A recent article from NJ1015.com asked the question, “How often do you change carriers?” In the accompanying poll, more than 79 percent said they simply stayed with one carrier, a finding that could be even higher in other parts of the United States where rates are closer to the national average.
(New Jersey is the most densely populated state in the US, and rates typically run $390 more per year than the national average at more than $1,300 annually, on average.) http://bit.ly/1azbqBf
Nevertheless, switching auto insurance carriers can be tempting for consumers whenever there is a rate increase; but before jumping headfirst into another policy, it’s important to understand the fine print and to closely examine relations with the current provider.
Here’s how an individual can know when, if ever, is the right time to think about a new carrier.
Get Multiple Quotes
When looking for new quotes regarding your service, make sure that you get a large enough field of comparison. Seek prices from at least three other carriers, and make sure that the level of service is the same as what you currently have. That means all the same coverage limits, deductibles, and terms.
It’s entirely possible another company can offer a better deal, but you’ll only know for sure if the numbers they’re quoting have all details factored in.
The Change Isn’t Simply For The Sake Of Change
Change for the sake of change is never a good idea. Some consumers can make snap decisions and give up key coverages and discounts because they get tired of the landscape and hope to shake things up with a surface quote that doesn’t show the full extent to which their current insurer is watching out for them.

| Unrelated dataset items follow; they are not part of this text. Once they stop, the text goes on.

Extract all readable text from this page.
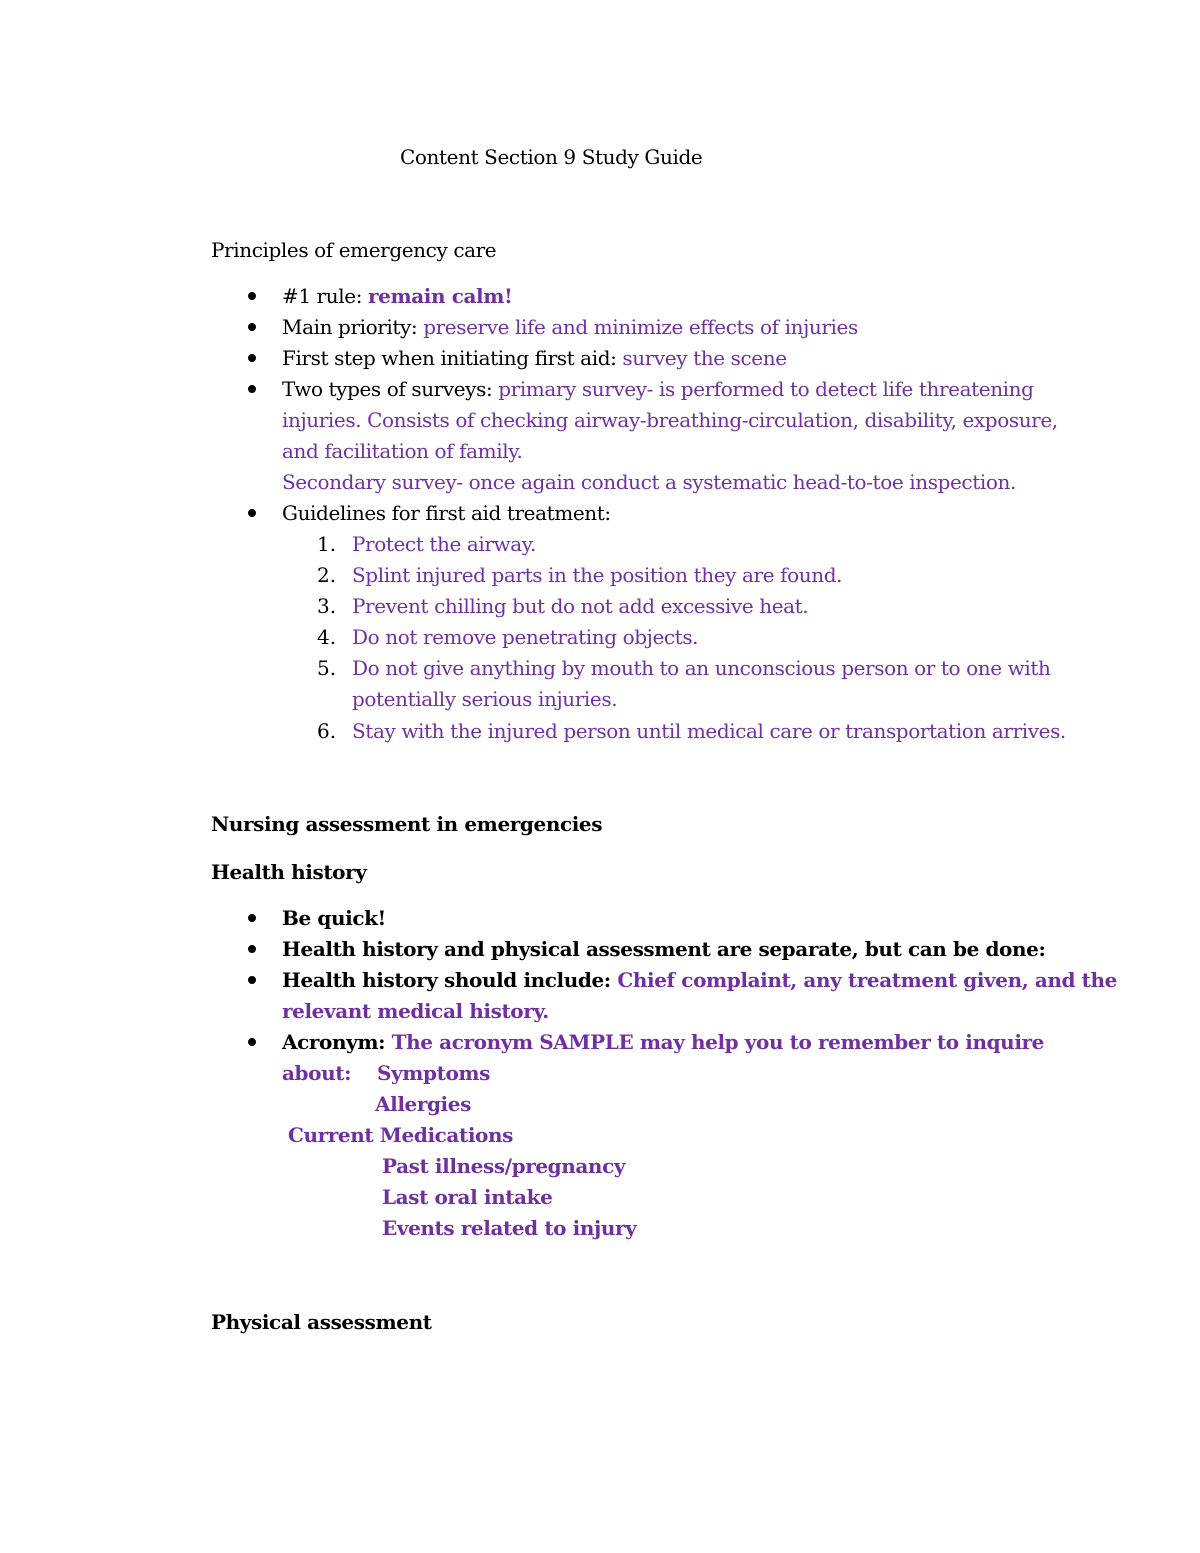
Content Section 9 Study Guide
Principles of emergency care
#1 rule: remain calm!
Main priority: preserve life and minimize effects of injuries
First step when initiating first aid: survey the scene
Two types of surveys: primary survey- is performed to detect life threatening
injuries. Consists of checking airway-breathing-circulation, disability, exposure,
and facilitation of family.
Secondary survey- once again conduct a systematic head-to-toe inspection.
Guidelines for first aid treatment:
1. Protect the airway.
2. Splint injured parts in the position they are found.
3. Prevent chilling but do not add excessive heat.
4. Do not remove penetrating objects.
5. Do not give anything by mouth to an unconscious person or to one with
potentially serious injuries.
6. Stay with the injured person until medical care or transportation arrives.
Nursing assessment in emergencies
Health history
Be quick!
Health history and physical assessment are separate, but can be done:
Health history should include: Chief complaint, any treatment given, and the
relevant medical history.
Acronym: The acronym SAMPLE may help you to remember to inquire
about: Symptoms
Allergies
Current Medications
Past illness/pregnancy
Last oral intake
Events related to injury
Physical assessment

Sometimes snap decisions can work out for the best, but only by luck. When it comes to getting the best service for your dollar, a customer needs to ask themselves what they’re giving up, and they need to consult with the company they’re considering to ensure that all the same discounts and coverages will apply.
Furthermore, it’s best to get the details in writing before ever considering dropping an existing carrier.
A Final Word
If switching your carrier makes sense, be very cautious about how you choose to leave things. Some customers, knowing that unpaid policies might be canceled past a certain length of time, will just not pay their premiums.

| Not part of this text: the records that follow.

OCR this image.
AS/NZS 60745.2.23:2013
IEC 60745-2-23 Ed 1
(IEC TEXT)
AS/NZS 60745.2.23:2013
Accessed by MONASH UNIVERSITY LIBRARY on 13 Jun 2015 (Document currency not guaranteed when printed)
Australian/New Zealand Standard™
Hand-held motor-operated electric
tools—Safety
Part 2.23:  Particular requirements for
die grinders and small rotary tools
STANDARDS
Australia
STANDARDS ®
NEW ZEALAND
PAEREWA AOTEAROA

Many states allow credit rating to be factored in to the cost of insurance, and if you’ve been dropped because you failed to pay your premiums, that can negatively affect the price quote you get from the new company as well as you future ability to buy a home or car.
It may seem awkward, but insurance agents are professionals, and they’re used to the very human urge of consumers to shop around. Be open and honest about your decision to leave and seal the gaps in coverage so that you’re never left without insurance. Last but not least, fulfill the terms of cancellation by giving your current provider enough time to settle existing accounts.